The good news is that Malaysians have learnt how to react to these events coolly, with sarcasm and humour, as we saw yesterday in the aftermath of the announcement by PKR leader Anwar Ibrahim.

Such a cynical attitude when digesting news about politics should not be misconstrued as indifference.

Displays of scepticism are ways for the public to tell politicians that they should come up with a better script, especially given that their actions will be subject to instant scrutiny.

That is the reason we decided to carry a report on the online humour that followed the announcement.

Some things are worth analysing by calling up armchair experts who are obsessed with seeing their names in citations and footnotes, while other things do not call for a serious response.

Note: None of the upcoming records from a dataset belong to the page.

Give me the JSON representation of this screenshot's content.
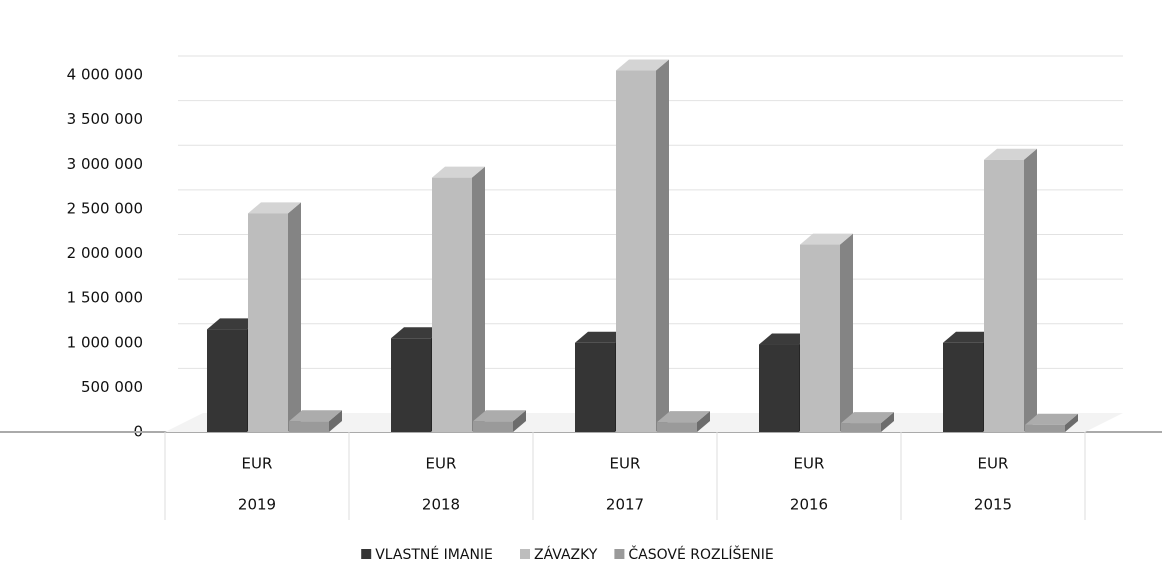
{
  "chart_data": {
    "type": "bar3d",
    "categories": [
      "2019",
      "2018",
      "2017",
      "2016",
      "2015"
    ],
    "category_groups": [
      "EUR",
      "EUR",
      "EUR",
      "EUR",
      "EUR"
    ],
    "series": [
      {
        "name": "VLASTNÉ IMANIE",
        "color": "#353535",
        "values": [
          1150000,
          1050000,
          1000000,
          980000,
          1000000
        ]
      },
      {
        "name": "ZÁVAZKY",
        "color": "#bdbdbd",
        "values": [
          2450000,
          2850000,
          4050000,
          2100000,
          3050000
        ]
      },
      {
        "name": "ČASOVÉ ROZLÍŠENIE",
        "color": "#9a9a9a",
        "values": [
          120000,
          120000,
          110000,
          100000,
          80000
        ]
      }
    ],
    "ylim": [
      0,
      4000000
    ],
    "yticks": [
      0,
      {
        "value": 500000,
        "label": "500 000"
      },
      {
        "value": 1000000,
        "label": "1 000 000"
      },
      {
        "value": 1500000,
        "label": "1 500 000"
      },
      {
        "value": 2000000,
        "label": "2 000 000"
      },
      {
        "value": 2500000,
        "label": "2 500 000"
      },
      {
        "value": 3000000,
        "label": "3 000 000"
      },
      {
        "value": 3500000,
        "label": "3 500 000"
      },
      {
        "value": 4000000,
        "label": "4 000 000"
      }
    ],
    "grid": true,
    "legend": "bottom"
  }
}
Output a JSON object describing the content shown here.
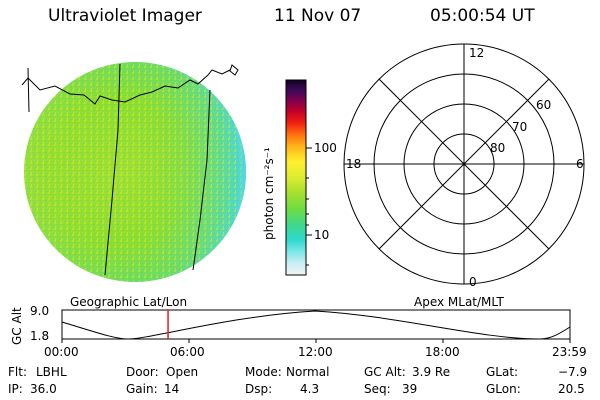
{
  "header": {
    "instrument": "Ultraviolet Imager",
    "date": "11 Nov 07",
    "time": "05:00:54 UT"
  },
  "colorbar": {
    "label": "photon cm⁻²s⁻¹",
    "ticks": [
      "100",
      "10"
    ]
  },
  "polar_plot": {
    "mlt_labels": {
      "top": "12",
      "right": "6",
      "bottom": "0",
      "left": "18"
    },
    "lat_labels": [
      "60",
      "70",
      "80"
    ]
  },
  "map_labels": {
    "geographic": "Geographic Lat/Lon",
    "apex": "Apex MLat/MLT"
  },
  "altitude_plot": {
    "ylabel": "GC Alt",
    "ytick_top": "9.0",
    "ytick_bottom": "1.8",
    "xticks": [
      "00:00",
      "06:00",
      "12:00",
      "18:00",
      "23:59"
    ],
    "current_time_marker_hours": 5.01
  },
  "status": {
    "filter": {
      "label": "Flt:",
      "value": "LBHL"
    },
    "ip": {
      "label": "IP:",
      "value": "36.0"
    },
    "door": {
      "label": "Door:",
      "value": "Open"
    },
    "gain": {
      "label": "Gain:",
      "value": "14"
    },
    "mode": {
      "label": "Mode:",
      "value": "Normal"
    },
    "dsp": {
      "label": "Dsp:",
      "value": "4.3"
    },
    "gc_alt": {
      "label": "GC Alt:",
      "value": "3.9 Re"
    },
    "seq": {
      "label": "Seq:",
      "value": "39"
    },
    "glat": {
      "label": "GLat:",
      "value": "−7.9"
    },
    "glon": {
      "label": "GLon:",
      "value": "20.5"
    }
  },
  "colors": {
    "disk_main": "#8fdc2a",
    "disk_edge": "#5fd8c8",
    "marker": "#e02020"
  }
}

Many Malaysians who were already politically alert 12 years ago were probably watching yesterday’s news and the panicked reactions with a smirk on their faces. A sense of deja vu had never been so intense in our recent political history.

As politicians glide around in their private jets and escorted cars, ordinary people are grappling with questions about their livelihoods, education, and family. In a word, their future.

While members of the press, politicians and their paid bloggers are immersing themselves in news of an impending change of government, many of us are thinking more about the impending end of the loan moratorium, about the safety of our children and the quality of their schools, and about the week’s grocery bills.

There’s a term in political science that refers to people’s faith and trust in government, and in politicians in general: political efficacy.

Yesterday’s explosion of online humour showed how low our political efficacy currently is.

If that’s not a wake-up call for politicians, then we’d rather they didn’t wake up at all.